The father said in his statement that he had drank about a bottle of wine. He said: "He was sleeping longer than usual and I picked him up and and saw he was not breathing.

"What happened next, I have forgotten memory of that evening after then.

"I don't remember going to NGH or how I got home from the hospital. I also don't remember police officers looking after the children."

The paramedic who attended the scene said in her statement: "The baby was unattended when I went in. The mother was sobbing and appeared very distressed.

"I went straight over to check the baby to see if he was breathing but he was not.

"He was still unresponsive and not breathing. My first impression was he was deceased."

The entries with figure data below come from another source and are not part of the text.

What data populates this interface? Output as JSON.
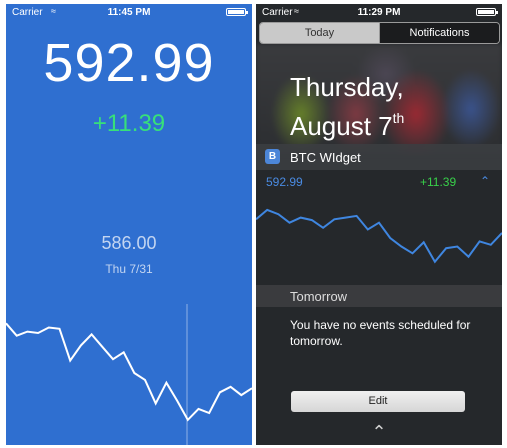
{
  "app_screen": {
    "status": {
      "carrier": "Carrier",
      "time": "11:45 PM"
    },
    "price": "592.99",
    "change": "+11.39",
    "selected_price": "586.00",
    "selected_date": "Thu 7/31",
    "chart_points": [
      0.86,
      0.77,
      0.8,
      0.79,
      0.83,
      0.82,
      0.59,
      0.7,
      0.78,
      0.69,
      0.6,
      0.65,
      0.5,
      0.45,
      0.28,
      0.43,
      0.3,
      0.16,
      0.24,
      0.21,
      0.36,
      0.4,
      0.34,
      0.39
    ]
  },
  "notification_center": {
    "status": {
      "carrier": "Carrier",
      "time": "11:29 PM"
    },
    "tabs": {
      "today": "Today",
      "notifications": "Notifications"
    },
    "date_line1": "Thursday,",
    "date_line2": "August 7",
    "date_suffix": "th",
    "widget": {
      "icon_letter": "B",
      "title": "BTC WIdget",
      "price": "592.99",
      "change": "+11.39",
      "chart_points": [
        0.82,
        0.93,
        0.88,
        0.78,
        0.84,
        0.81,
        0.72,
        0.82,
        0.84,
        0.86,
        0.7,
        0.78,
        0.6,
        0.5,
        0.42,
        0.55,
        0.32,
        0.48,
        0.5,
        0.38,
        0.56,
        0.52,
        0.66
      ]
    },
    "tomorrow_label": "Tomorrow",
    "no_events_text": "You have no events scheduled for tomorrow.",
    "edit_label": "Edit"
  },
  "colors": {
    "app_background": "#2f6fd0",
    "positive_change": "#37e07a",
    "widget_line": "#3f86e0",
    "widget_change": "#38d04a"
  }
}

The baby was transferred to NGH at around 11.10pm but he did not respond to the life support and was confirmed dead at 11.25pm, the inquest was told.

Police confirmed at the inquest that the parents 'were both intoxicated'.

The father was arrested that night and the mother was described by police as 'extremely drunk'. They were both breathalysed the next morning, 13.5 hours after the incident.

The father recorded 131mg of alcohol per 100ml of blood. And the mother recorded 249mg of alcohol per 100ml blood, the police officer told the inquest.

The drink-drive limit is 80mg per 100ml of blood.

Doctor Stuart Hamilton, who conducted the post-mortem, 'regrettably' told the inquest the cause of death was unascertained but highlighted the dangers of babies sleeping alone.

He said: "I cannot offer any helpful comment regarding how long he may have been in a state of cardiac arrest. Medical science simply does not allow us to speculate how long that had been.

"It is understood that a baby sleeping on a sofa is not the safest environment for them."

Coroner Anne Pember, who has warned parents previously of the dangers of children sleeping alone, said: "I do feel it is important to say the public should be aware that a little six-month-old baby boy sleeping on a sofa is not a safe sleeping environment."

The corner said at the last inquest involving the death of a young child: "I have seen several inquests in recent weeks where young babies have died in relation to co-sleeping.

"Parents with young babies should be aware that co-sleeping is not a safe environment for them.

"I would want the public to know about the very real dangers of carrying babies to bed in this way."

The coroner recorded an open conclusion.